Le groupe germano-helvétique Danzer, dont la filiale Belge Coplac est située à Alost, contrôle 40 % des exportations de bois de la RDC. Par un système ingénieux de sousfacturation, cette multinationale transfère ses revenus congolais vers des comptes off-shore et échappe aux taxes à l'exportation et à différents impôts. Greenpeace estime à presque 8 millions d'euros le montant d'impôt éludé par le groupe en RDC et au Congo-Brazzaville. Ces conclusions sont basées sur des documents internes de l'entreprise dont Greenpeace a pu prendre connaissance.

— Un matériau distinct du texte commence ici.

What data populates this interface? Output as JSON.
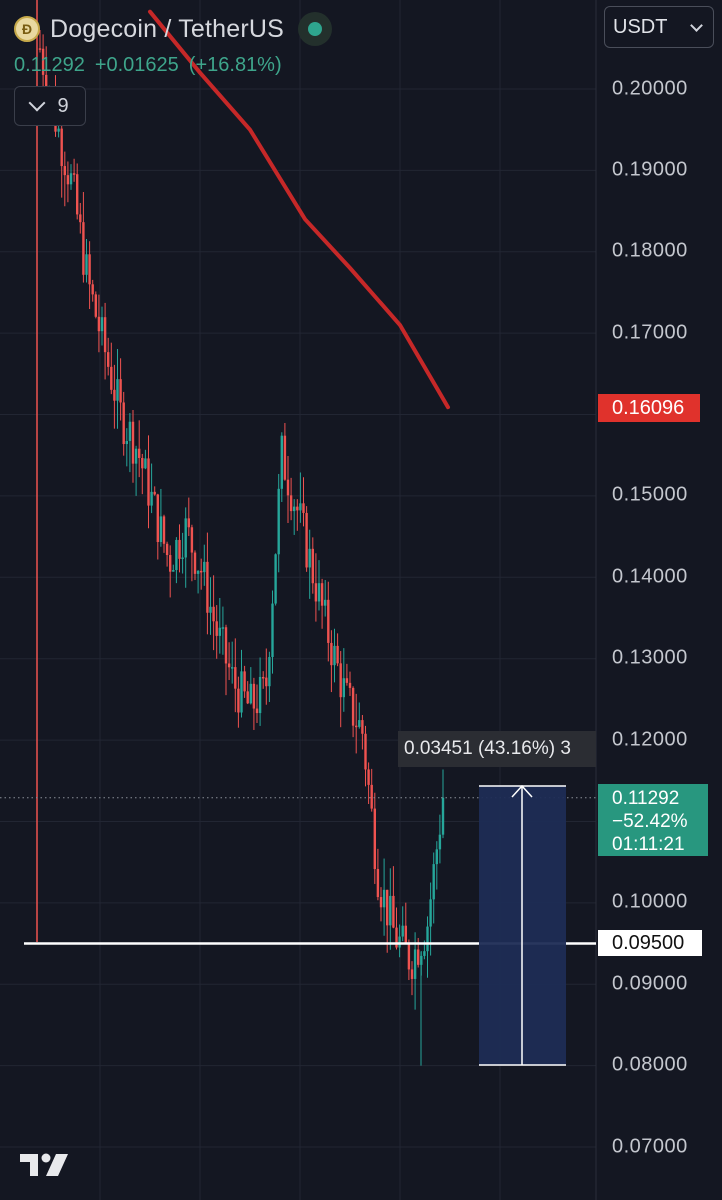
{
  "header": {
    "pair": "Dogecoin / TetherUS",
    "last_price": "0.11292",
    "change": "+0.01625",
    "change_pct": "(+16.81%)",
    "collapse_count": "9"
  },
  "currency_select": {
    "value": "USDT"
  },
  "price_axis": {
    "ticks": [
      "0.20000",
      "0.19000",
      "0.18000",
      "0.17000",
      "0.15000",
      "0.14000",
      "0.13000",
      "0.12000",
      "0.10000",
      "0.09000",
      "0.08000",
      "0.07000"
    ]
  },
  "labels": {
    "ma_value": "0.16096",
    "last_price": "0.11292",
    "last_change_pct": "−52.42%",
    "countdown": "01:11:21",
    "support_level": "0.09500",
    "measure": "0.03451 (43.16%) 3"
  },
  "colors": {
    "background": "#141722",
    "up": "#26a69a",
    "down": "#ef5350",
    "moving_average": "#c62828",
    "support_line": "#ffffff",
    "measure_fill": "#1e2c55"
  },
  "chart_data": {
    "type": "candlestick",
    "title": "Dogecoin / TetherUS",
    "ylabel": "USDT",
    "ylim": [
      0.0655,
      0.2105
    ],
    "y_ticks": [
      0.2,
      0.19,
      0.18,
      0.17,
      0.16,
      0.15,
      0.14,
      0.13,
      0.12,
      0.11,
      0.1,
      0.09,
      0.08,
      0.07
    ],
    "close_path": [
      0.205,
      0.196,
      0.188,
      0.176,
      0.168,
      0.16,
      0.156,
      0.149,
      0.142,
      0.146,
      0.141,
      0.133,
      0.127,
      0.124,
      0.126,
      0.155,
      0.148,
      0.14,
      0.132,
      0.125,
      0.121,
      0.103,
      0.096,
      0.093,
      0.097,
      0.1129
    ],
    "moving_average": [
      0.2095,
      0.202,
      0.195,
      0.184,
      0.178,
      0.171,
      0.1609
    ],
    "support_level": 0.095,
    "last_price": 0.11292,
    "measure": {
      "from": 0.08,
      "to": 0.1145,
      "change": 0.03451,
      "change_pct": 43.16
    },
    "grid": true
  }
}
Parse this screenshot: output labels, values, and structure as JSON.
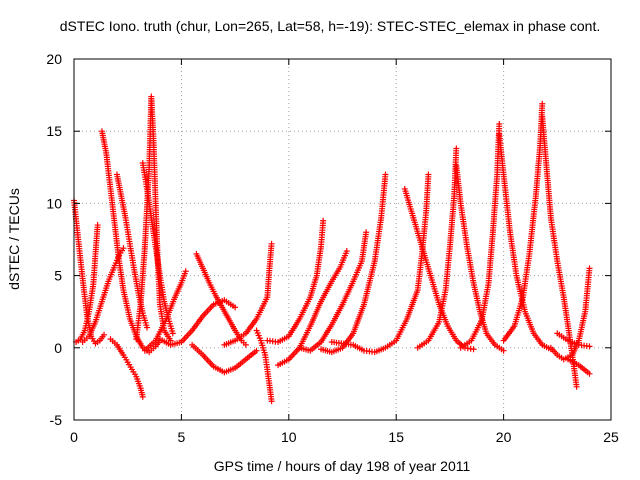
{
  "chart_data": {
    "type": "scatter",
    "title": "dSTEC Iono. truth (chur, Lon=265, Lat=58, h=-19): STEC-STEC_elemax in phase cont.",
    "xlabel": "GPS time / hours of day 198 of year 2011",
    "ylabel": "dSTEC  / TECUs",
    "xlim": [
      0,
      25
    ],
    "ylim": [
      -5,
      20
    ],
    "xticks": [
      0,
      5,
      10,
      15,
      20,
      25
    ],
    "yticks": [
      -5,
      0,
      5,
      10,
      15,
      20
    ],
    "grid": true,
    "marker": "plus",
    "color": "#ff0000",
    "series": [
      {
        "values": [
          [
            0.0,
            10.2
          ],
          [
            0.2,
            7.5
          ],
          [
            0.4,
            4.8
          ],
          [
            0.6,
            2.3
          ],
          [
            0.8,
            0.8
          ],
          [
            1.0,
            0.3
          ],
          [
            1.2,
            0.5
          ],
          [
            1.4,
            0.9
          ]
        ]
      },
      {
        "values": [
          [
            0.1,
            0.4
          ],
          [
            0.3,
            0.6
          ],
          [
            0.5,
            1.2
          ],
          [
            0.7,
            2.5
          ],
          [
            0.9,
            4.4
          ],
          [
            1.0,
            6.5
          ],
          [
            1.1,
            8.5
          ]
        ]
      },
      {
        "values": [
          [
            0.4,
            0.4
          ],
          [
            0.7,
            0.8
          ],
          [
            1.0,
            1.8
          ],
          [
            1.3,
            3.2
          ],
          [
            1.6,
            4.6
          ],
          [
            1.9,
            5.7
          ],
          [
            2.1,
            6.4
          ],
          [
            2.3,
            6.9
          ]
        ]
      },
      {
        "values": [
          [
            1.3,
            15.0
          ],
          [
            1.5,
            13.5
          ],
          [
            1.7,
            11.0
          ],
          [
            1.9,
            8.5
          ],
          [
            2.1,
            6.0
          ],
          [
            2.3,
            4.0
          ],
          [
            2.6,
            2.0
          ],
          [
            2.9,
            0.8
          ],
          [
            3.2,
            0.0
          ],
          [
            3.5,
            -0.3
          ],
          [
            3.8,
            0.1
          ],
          [
            4.0,
            0.5
          ]
        ]
      },
      {
        "values": [
          [
            2.0,
            12.0
          ],
          [
            2.2,
            10.5
          ],
          [
            2.4,
            9.0
          ],
          [
            2.6,
            7.2
          ],
          [
            2.8,
            5.4
          ],
          [
            3.0,
            3.8
          ],
          [
            3.2,
            2.4
          ],
          [
            3.4,
            1.4
          ]
        ]
      },
      {
        "values": [
          [
            1.7,
            0.6
          ],
          [
            2.0,
            0.2
          ],
          [
            2.3,
            -0.5
          ],
          [
            2.5,
            -1.0
          ],
          [
            2.7,
            -1.5
          ],
          [
            2.9,
            -2.0
          ],
          [
            3.1,
            -2.8
          ],
          [
            3.2,
            -3.4
          ]
        ]
      },
      {
        "values": [
          [
            2.9,
            0.6
          ],
          [
            3.1,
            3.0
          ],
          [
            3.3,
            7.0
          ],
          [
            3.5,
            12.5
          ],
          [
            3.6,
            17.4
          ],
          [
            3.7,
            14.5
          ],
          [
            3.8,
            10.0
          ],
          [
            3.9,
            6.0
          ],
          [
            4.0,
            3.0
          ],
          [
            4.2,
            1.2
          ],
          [
            4.5,
            0.5
          ]
        ]
      },
      {
        "values": [
          [
            3.2,
            12.8
          ],
          [
            3.4,
            11.0
          ],
          [
            3.6,
            9.0
          ],
          [
            3.8,
            7.0
          ],
          [
            4.0,
            5.0
          ],
          [
            4.2,
            3.2
          ],
          [
            4.4,
            2.0
          ],
          [
            4.6,
            1.0
          ]
        ]
      },
      {
        "values": [
          [
            3.3,
            -0.2
          ],
          [
            3.8,
            0.5
          ],
          [
            4.3,
            2.0
          ],
          [
            4.7,
            3.5
          ],
          [
            5.0,
            4.5
          ],
          [
            5.2,
            5.3
          ]
        ]
      },
      {
        "values": [
          [
            5.7,
            6.5
          ],
          [
            6.0,
            5.5
          ],
          [
            6.3,
            4.5
          ],
          [
            6.6,
            3.6
          ],
          [
            6.9,
            2.8
          ],
          [
            7.2,
            2.0
          ],
          [
            7.5,
            1.2
          ],
          [
            7.8,
            0.5
          ],
          [
            8.0,
            0.2
          ]
        ]
      },
      {
        "values": [
          [
            4.0,
            0.6
          ],
          [
            4.5,
            0.2
          ],
          [
            5.0,
            0.4
          ],
          [
            5.5,
            1.2
          ],
          [
            6.0,
            2.2
          ],
          [
            6.5,
            3.0
          ],
          [
            7.0,
            3.3
          ],
          [
            7.5,
            2.8
          ]
        ]
      },
      {
        "values": [
          [
            5.5,
            0.2
          ],
          [
            6.0,
            -0.5
          ],
          [
            6.5,
            -1.3
          ],
          [
            7.0,
            -1.7
          ],
          [
            7.5,
            -1.4
          ],
          [
            8.0,
            -0.8
          ],
          [
            8.5,
            -0.2
          ]
        ]
      },
      {
        "values": [
          [
            7.0,
            0.2
          ],
          [
            7.5,
            0.5
          ],
          [
            8.0,
            1.0
          ],
          [
            8.5,
            2.0
          ],
          [
            9.0,
            3.5
          ],
          [
            9.1,
            5.5
          ],
          [
            9.2,
            7.2
          ]
        ]
      },
      {
        "values": [
          [
            8.5,
            1.2
          ],
          [
            8.7,
            0.5
          ],
          [
            8.9,
            -0.5
          ],
          [
            9.0,
            -1.5
          ],
          [
            9.1,
            -2.6
          ],
          [
            9.2,
            -3.7
          ]
        ]
      },
      {
        "values": [
          [
            9.0,
            0.5
          ],
          [
            9.5,
            0.4
          ],
          [
            10.0,
            0.8
          ],
          [
            10.5,
            2.0
          ],
          [
            11.0,
            3.5
          ],
          [
            11.3,
            5.0
          ],
          [
            11.5,
            7.0
          ],
          [
            11.6,
            8.8
          ]
        ]
      },
      {
        "values": [
          [
            9.5,
            -1.2
          ],
          [
            10.0,
            -0.8
          ],
          [
            10.5,
            0.0
          ],
          [
            11.0,
            1.5
          ],
          [
            11.5,
            3.2
          ],
          [
            12.0,
            4.6
          ],
          [
            12.4,
            5.6
          ],
          [
            12.7,
            6.7
          ]
        ]
      },
      {
        "values": [
          [
            10.5,
            0.0
          ],
          [
            11.0,
            -0.2
          ],
          [
            11.5,
            0.4
          ],
          [
            12.0,
            1.6
          ],
          [
            12.5,
            3.0
          ],
          [
            13.0,
            4.6
          ],
          [
            13.4,
            6.0
          ],
          [
            13.6,
            8.0
          ]
        ]
      },
      {
        "values": [
          [
            11.5,
            -0.1
          ],
          [
            12.0,
            -0.3
          ],
          [
            12.5,
            0.0
          ],
          [
            13.0,
            1.0
          ],
          [
            13.5,
            3.0
          ],
          [
            14.0,
            6.0
          ],
          [
            14.3,
            9.0
          ],
          [
            14.5,
            12.0
          ]
        ]
      },
      {
        "values": [
          [
            12.0,
            0.4
          ],
          [
            13.0,
            0.2
          ],
          [
            13.5,
            -0.2
          ],
          [
            14.0,
            -0.3
          ],
          [
            14.5,
            0.0
          ],
          [
            15.0,
            0.5
          ],
          [
            15.5,
            2.0
          ],
          [
            16.0,
            4.0
          ],
          [
            16.2,
            6.5
          ],
          [
            16.4,
            9.5
          ],
          [
            16.5,
            12.0
          ]
        ]
      },
      {
        "values": [
          [
            15.4,
            11.0
          ],
          [
            15.8,
            9.0
          ],
          [
            16.2,
            7.0
          ],
          [
            16.6,
            5.0
          ],
          [
            17.0,
            3.0
          ],
          [
            17.4,
            1.5
          ],
          [
            17.8,
            0.5
          ],
          [
            18.2,
            0.0
          ],
          [
            18.6,
            -0.1
          ]
        ]
      },
      {
        "values": [
          [
            16.0,
            0.0
          ],
          [
            16.5,
            0.5
          ],
          [
            17.0,
            1.8
          ],
          [
            17.3,
            4.0
          ],
          [
            17.5,
            7.0
          ],
          [
            17.7,
            10.5
          ],
          [
            17.8,
            13.8
          ]
        ]
      },
      {
        "values": [
          [
            17.8,
            12.6
          ],
          [
            18.0,
            10.0
          ],
          [
            18.3,
            7.0
          ],
          [
            18.6,
            4.5
          ],
          [
            18.9,
            2.5
          ],
          [
            19.2,
            1.0
          ],
          [
            19.6,
            0.2
          ],
          [
            20.0,
            -0.2
          ]
        ]
      },
      {
        "values": [
          [
            18.0,
            0.0
          ],
          [
            18.5,
            0.5
          ],
          [
            19.0,
            2.0
          ],
          [
            19.3,
            4.5
          ],
          [
            19.5,
            8.0
          ],
          [
            19.7,
            12.0
          ],
          [
            19.8,
            15.5
          ]
        ]
      },
      {
        "values": [
          [
            19.8,
            14.8
          ],
          [
            20.0,
            12.0
          ],
          [
            20.3,
            8.0
          ],
          [
            20.6,
            5.0
          ],
          [
            21.0,
            2.5
          ],
          [
            21.4,
            1.0
          ],
          [
            21.8,
            0.2
          ],
          [
            22.2,
            -0.1
          ]
        ]
      },
      {
        "values": [
          [
            20.0,
            0.5
          ],
          [
            20.5,
            1.5
          ],
          [
            20.9,
            3.5
          ],
          [
            21.2,
            6.5
          ],
          [
            21.5,
            10.5
          ],
          [
            21.7,
            14.0
          ],
          [
            21.8,
            16.9
          ]
        ]
      },
      {
        "values": [
          [
            21.8,
            16.0
          ],
          [
            22.0,
            12.5
          ],
          [
            22.2,
            9.0
          ],
          [
            22.5,
            6.0
          ],
          [
            22.8,
            3.5
          ],
          [
            23.0,
            1.5
          ],
          [
            23.2,
            -0.5
          ],
          [
            23.4,
            -2.7
          ]
        ]
      },
      {
        "values": [
          [
            22.2,
            0.0
          ],
          [
            22.5,
            -0.5
          ],
          [
            22.8,
            -0.8
          ],
          [
            23.2,
            -0.5
          ],
          [
            23.5,
            0.5
          ],
          [
            23.8,
            2.5
          ],
          [
            24.0,
            5.5
          ]
        ]
      },
      {
        "values": [
          [
            22.5,
            1.0
          ],
          [
            23.0,
            0.5
          ],
          [
            23.5,
            0.2
          ],
          [
            24.0,
            0.1
          ]
        ]
      },
      {
        "values": [
          [
            23.0,
            -0.8
          ],
          [
            23.5,
            -1.2
          ],
          [
            24.0,
            -1.8
          ]
        ]
      }
    ]
  }
}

La protection de la forêt congolaise est un enjeu stratégique pour le développement du pays, la protection de la biodiversité et la lutte contre les changements climatiques. Alors que la Belgique investit dans la reconstruction du Congo par sa coopération au développement, les multinationales forestières pillent le pays. “Les pratiques des multinationales mises à jour par ce rapport sont le revers de la médaille de la corruption et de la mauvaise gouvernance au Congo.” déclare Marc-Olivier Herman, directeur des campagnes de Greenpeace Belgique. “Le ministre De Gucht ne doit pas seulement demander des comptes aux dirigeants congolais. Il doit également exiger plus de transparence des entreprises actives au Congo. La Belgique, en tant que deuxième plus grand importateur de bois congolais de l'Union européenne, a une responsabilité particulière à cet égard.”  

En RDC, une commission interministérielle chargée de la révision des titres forestiers entame aujourd'hui ses travaux. En mai 2002, le gouvernement congolais     avait décrété un moratoire sur l'octroi de nouvelles concessions forestières. Depuis cette date, des concessions ont toutefois été octroyées en violation du moratoire.Greenpeace appelle le gouvernement congolais à annuler toutes les concessions illégales et à prolonger le moratoire. La forêt du bassin du Congo est la deuxième forêt tropicale de la planète. Les entreprises forestières contrôlent 50 millions d'hectares de forêts, en grand majorité en RDC et au Congo-Brazzaville.